Brüksel’de geçen hafta perşembe ve cuma günü düzenlenen AB Zirvesi'ne sığınmacı krizi ve İngiltere tartışmaları damgasını vurdu. İngiltere Başbakanı Cameron, AB'nin sosyal yardımlar konusunda İngiltere'ye taviz vermesi sonrasında, ülkesinin AB'de kalmasından yana olduğunu açıklamıştı. Cameron, ülkesinin Avrupa Birliği üyeliğiyle ilgili referandumun 23 Haziran’da yapılacağını duyurdu. Süddeutsche Zeitung'da İngiltere ile ilgili bir yorum dikkat çekiyor:
"İngiltere artık AB sözleşmesinin en yüce amaçlarından biri olan 'Avrupa halklarının daha yakın bir birlik etrafında birleşmesi' hedefine bağlı kalmak zorunda değil. Geriye kalan 27 AB üyesi ülke, pastanın kırıntıları ile yetinirken, İngiltere'ye kremayı yeme ayrıcalığı tanındı. Bu utanmazlık, bu adaletsizlik, bu İngiltere kültürünün temel taşlarından biri olan 'adalet' ilkesine aykırı. Peki, diğer ülkelerin Cameron ile böyle ayrıcalıklı bir anlaşmaya varılmasına onay vermesi yanlış mıydı? Avrupa'ya inanan bir Avrupalının bunu kabul etmesi zor olsa da bu doğru bir karardı. Zira bu zirvede geriye kurtarılabilecek ne kaldıysa o kurtarıldı. AB hayati tehlike içinde."
Kölner Stadtanzeiger gazetesinde de AB Zirvesi ele alnıyor:
"Merkel, AB üyesi ülkelerinde kriz baskısı altında hareket etmelerini istiyor. Ancak bu şu ana kadar gerçekleşmedi. Bu bir şüphe doğuruyor, zira baskı halihazırda zaten çaba gösteren ülkelerin üzerinde, harekete geçmesi gerekenlerin değil."

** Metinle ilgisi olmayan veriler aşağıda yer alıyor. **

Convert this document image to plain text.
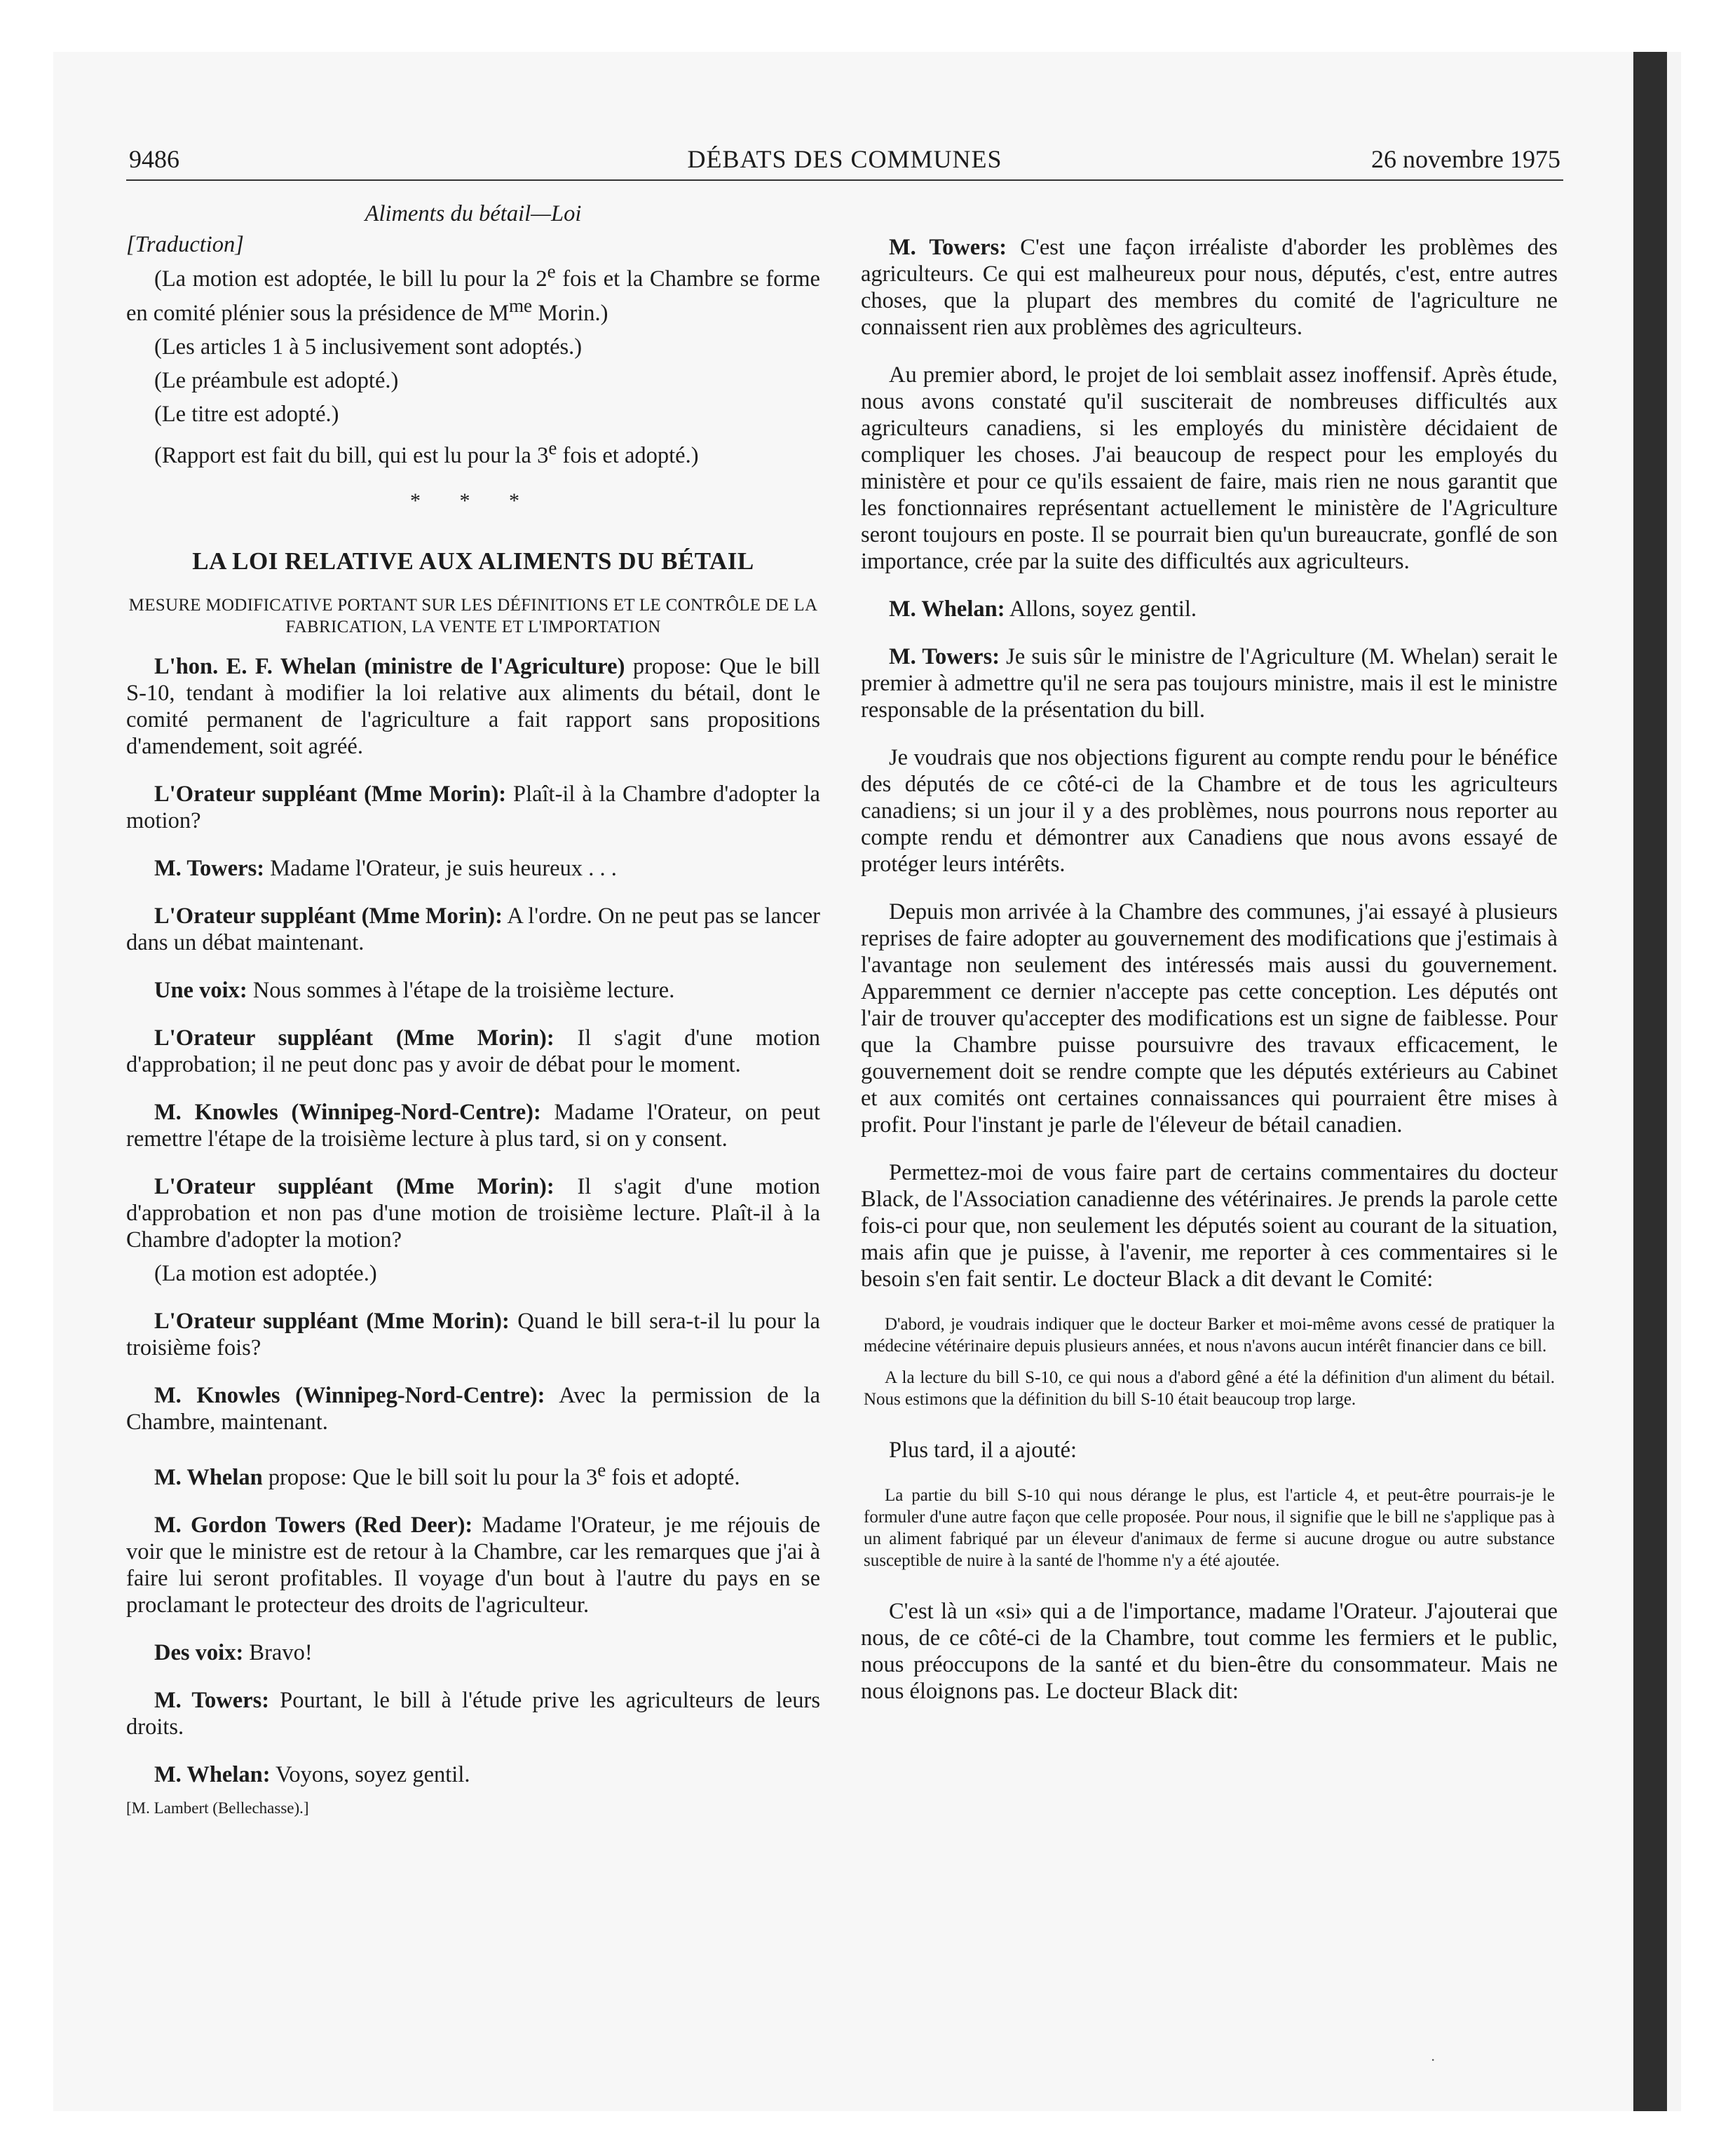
9486	DÉBATS DES COMMUNES	26 novembre 1975

Aliments du bétail—Loi

[Traduction]

(La motion est adoptée, le bill lu pour la 2e fois et la Chambre se forme en comité plénier sous la présidence de $M^{me}$ Morin.)

(Les articles 1 à 5 inclusivement sont adoptés.)

(Le préambule est adopté.)

(Le titre est adopté.)

(Rapport est fait du bill, qui est lu pour la 3e fois et adopté.)

* * *

LA LOI RELATIVE AUX ALIMENTS DU BÉTAIL

MESURE MODIFICATIVE PORTANT SUR LES DÉFINITIONS ET LE CONTRÔLE DE LA FABRICATION, LA VENTE ET L'IMPORTATION

L'hon. E. F. Whelan (ministre de l'Agriculture) propose: Que le bill S-10, tendant à modifier la loi relative aux aliments du bétail, dont le comité permanent de l'agriculture a fait rapport sans propositions d'amendement, soit agréé.

L'Orateur suppléant (Mme Morin): Plaît-il à la Chambre d'adopter la motion?

M. Towers: Madame l'Orateur, je suis heureux . . .

L'Orateur suppléant (Mme Morin): A l'ordre. On ne peut pas se lancer dans un débat maintenant.

Une voix: Nous sommes à l'étape de la troisième lecture.

L'Orateur suppléant (Mme Morin): Il s'agit d'une motion d'approbation; il ne peut donc pas y avoir de débat pour le moment.

M. Knowles (Winnipeg-Nord-Centre): Madame l'Orateur, on peut remettre l'étape de la troisième lecture à plus tard, si on y consent.

L'Orateur suppléant (Mme Morin): Il s'agit d'une motion d'approbation et non pas d'une motion de troisième lecture. Plaît-il à la Chambre d'adopter la motion?

(La motion est adoptée.)

L'Orateur suppléant (Mme Morin): Quand le bill sera-t-il lu pour la troisième fois?

M. Knowles (Winnipeg-Nord-Centre): Avec la permission de la Chambre, maintenant.

M. Whelan propose: Que le bill soit lu pour la 3e fois et adopté.

M. Gordon Towers (Red Deer): Madame l'Orateur, je me réjouis de voir que le ministre est de retour à la Chambre, car les remarques que j'ai à faire lui seront profitables. Il voyage d'un bout à l'autre du pays en se proclamant le protecteur des droits de l'agriculteur.

Des voix: Bravo!

M. Towers: Pourtant, le bill à l'étude prive les agriculteurs de leurs droits.

M. Whelan: Voyons, soyez gentil.

[M. Lambert (Bellechasse).]

M. Towers: C'est une façon irréaliste d'aborder les problèmes des agriculteurs. Ce qui est malheureux pour nous, députés, c'est, entre autres choses, que la plupart des membres du comité de l'agriculture ne connaissent rien aux problèmes des agriculteurs.

Au premier abord, le projet de loi semblait assez inoffensif. Après étude, nous avons constaté qu'il susciterait de nombreuses difficultés aux agriculteurs canadiens, si les employés du ministère décidaient de compliquer les choses. J'ai beaucoup de respect pour les employés du ministère et pour ce qu'ils essaient de faire, mais rien ne nous garantit que les fonctionnaires représentant actuellement le ministère de l'Agriculture seront toujours en poste. Il se pourrait bien qu'un bureaucrate, gonflé de son importance, crée par la suite des difficultés aux agriculteurs.

M. Whelan: Allons, soyez gentil.

M. Towers: Je suis sûr le ministre de l'Agriculture (M. Whelan) serait le premier à admettre qu'il ne sera pas toujours ministre, mais il est le ministre responsable de la présentation du bill.

Je voudrais que nos objections figurent au compte rendu pour le bénéfice des députés de ce côté-ci de la Chambre et de tous les agriculteurs canadiens; si un jour il y a des problèmes, nous pourrons nous reporter au compte rendu et démontrer aux Canadiens que nous avons essayé de protéger leurs intérêts.

Depuis mon arrivée à la Chambre des communes, j'ai essayé à plusieurs reprises de faire adopter au gouvernement des modifications que j'estimais à l'avantage non seulement des intéressés mais aussi du gouvernement. Apparemment ce dernier n'accepte pas cette conception. Les députés ont l'air de trouver qu'accepter des modifications est un signe de faiblesse. Pour que la Chambre puisse poursuivre des travaux efficacement, le gouvernement doit se rendre compte que les députés extérieurs au Cabinet et aux comités ont certaines connaissances qui pourraient être mises à profit. Pour l'instant je parle de l'éleveur de bétail canadien.

Permettez-moi de vous faire part de certains commentaires du docteur Black, de l'Association canadienne des vétérinaires. Je prends la parole cette fois-ci pour que, non seulement les députés soient au courant de la situation, mais afin que je puisse, à l'avenir, me reporter à ces commentaires si le besoin s'en fait sentir. Le docteur Black a dit devant le Comité:

D'abord, je voudrais indiquer que le docteur Barker et moi-même avons cessé de pratiquer la médecine vétérinaire depuis plusieurs années, et nous n'avons aucun intérêt financier dans ce bill.

A la lecture du bill S-10, ce qui nous a d'abord gêné a été la définition d'un aliment du bétail. Nous estimons que la définition du bill S-10 était beaucoup trop large.

Plus tard, il a ajouté:

La partie du bill S-10 qui nous dérange le plus, est l'article 4, et peut-être pourrais-je le formuler d'une autre façon que celle proposée. Pour nous, il signifie que le bill ne s'applique pas à un aliment fabriqué par un éleveur d'animaux de ferme si aucune drogue ou autre substance susceptible de nuire à la santé de l'homme n'y a été ajoutée.

C'est là un «si» qui a de l'importance, madame l'Orateur. J'ajouterai que nous, de ce côté-ci de la Chambre, tout comme les fermiers et le public, nous préoccupons de la santé et du bien-être du consommateur. Mais ne nous éloignons pas. Le docteur Black dit:

.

Hafta sonu Saksonya eyaletinin Clausnitz kentinde yabancı düşmanı bir grubun mültecileri taşıyan bir otobüsün önünü kesmesi ve sloganlarla mültecileri yuhalamasına ilişkin görüntüler ortaya çıkmıştı. Alman kamuoyunu şok eden görüntüler Alman gazetelerinin de başlıca yorum konuları arasında. Stuttgarter Zeitung:
"Hayır, Saksonya'nın Clausnitz kentinde saatlerce sığınmacı otobüsünün geçişini engelleyen, yeni gelenlere küfürler yağdıran, savaştan ve yıkımdan kaçarak bize sığınan insanları korkutan güruh 'halk' değil. Onlar zayıfları korkutarak kendilerini güçlü zannedebilecek kadar ödlek aptallar; öyle ki kendi zavallılıklarını örtbas etmek için güvence arayan bir topluluğu kullanmaktan çekinmiyorlar. Onlarla zaman geçirmemek, birlikte olmamak gerekir."

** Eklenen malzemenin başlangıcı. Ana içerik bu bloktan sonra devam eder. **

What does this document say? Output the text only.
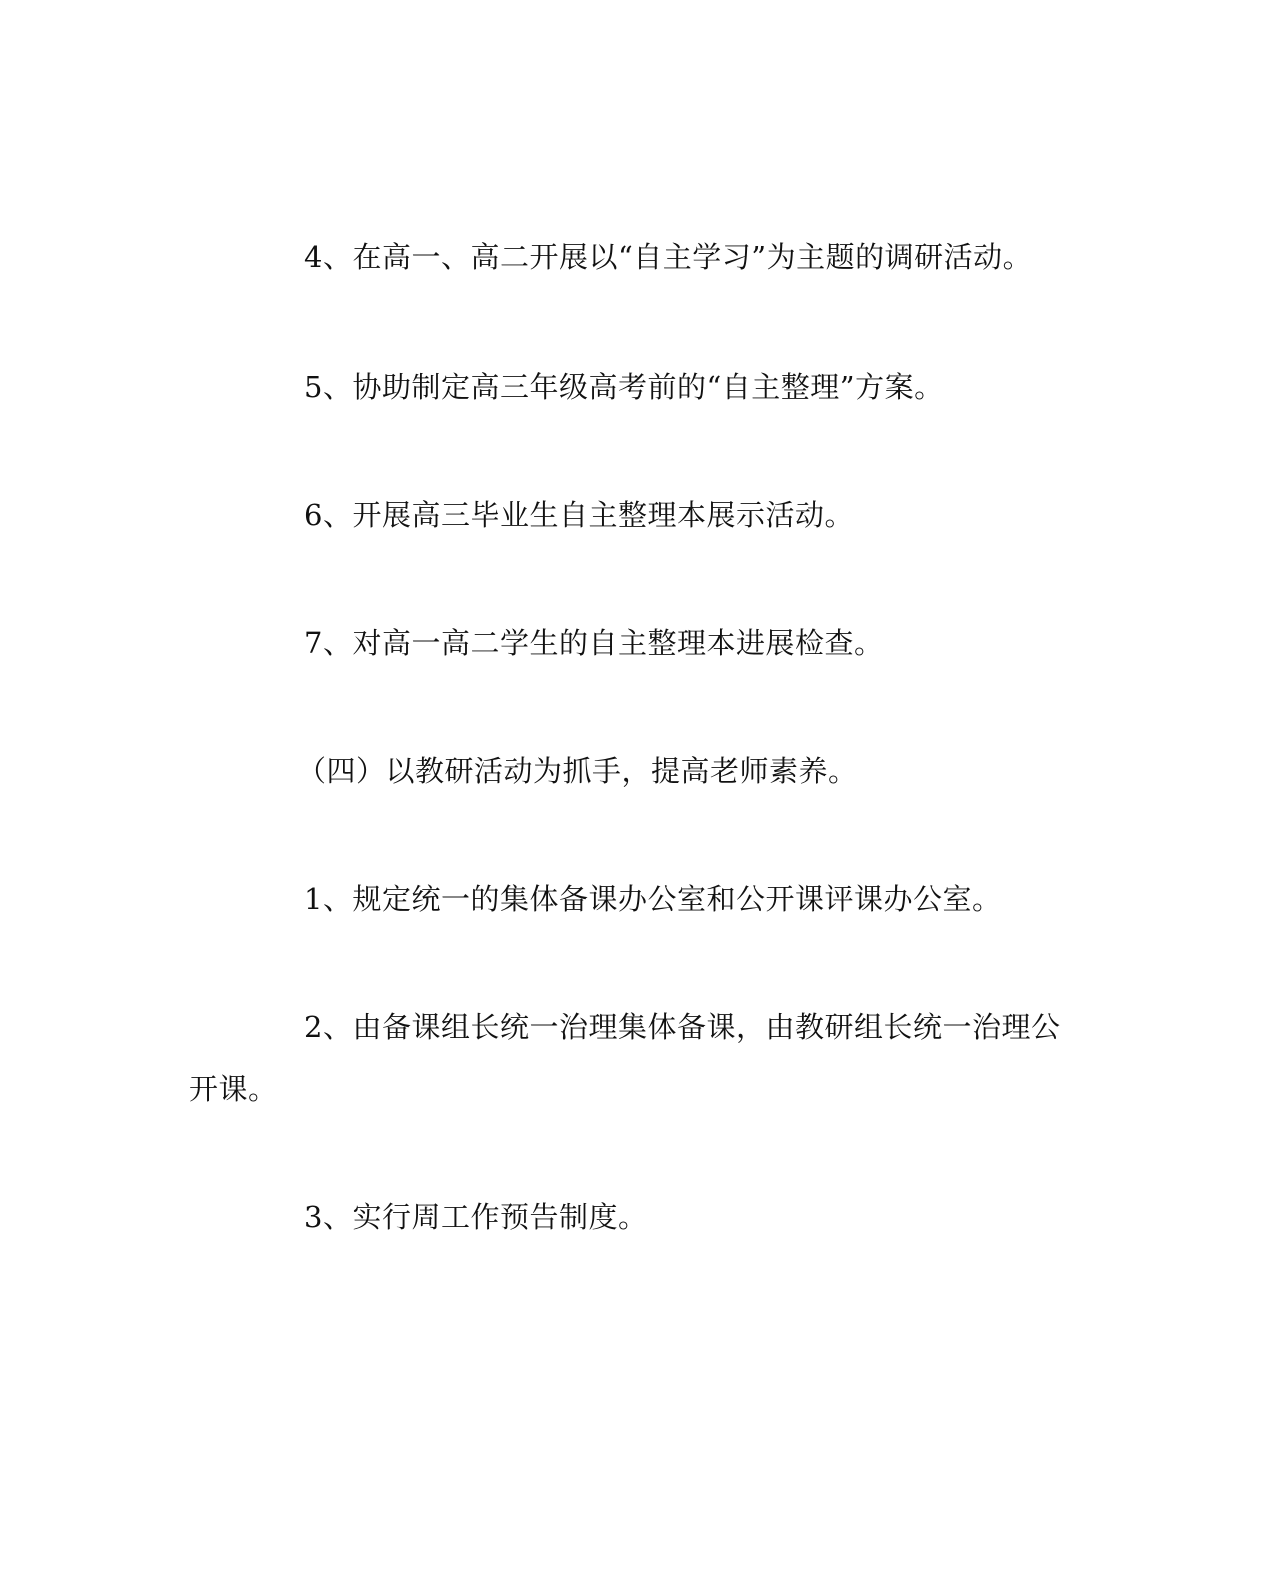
4、在高一、高二开展以“自主学习”为主题的调研活动。

5、协助制定高三年级高考前的“自主整理”方案。

6、开展高三毕业生自主整理本展示活动。

7、对高一高二学生的自主整理本进展检查。

（四）以教研活动为抓手，提高老师素养。

1、规定统一的集体备课办公室和公开课评课办公室。

2、由备课组长统一治理集体备课，由教研组长统一治理公开课。

3、实行周工作预告制度。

Aachener Zeitung'da aynı konuda bir yoruma yer veriyor:
"Clausnitz'de kullanılan 'Biz halkız' sloganı sadece 'yönetilenler yönetenlere karşı' anlamına gelmiyor. Aynı zamanda, 'Biz Almanlar, bizim gibi olmayanlara karşıyız' anlamına da geliyor. Onlar için 'başkaları' farklı bir ten rengine sahip olanlar, farklı bir dil konuşanlar, farklı bir tanrıya inananları. Clausnitz'deki kalabalık, 'halk' tabirini kullanarak 1989/90 dönemindeki pazartesi gösterilerinin ismini lekeliyor. Ayrıca, sığınmacı krizi nedeniyle oluşan endişeleri dile getiren ve böylece tartışma kültürüne bir katkıda bulunan insanların çabalarını da gölgeliyorlar. Oysa bu tartışmaların mümkün kılınması gerekiyor; tıpkı Clausnitz veya Bautzen'deki olayların imkansız olması gerektiği gibi."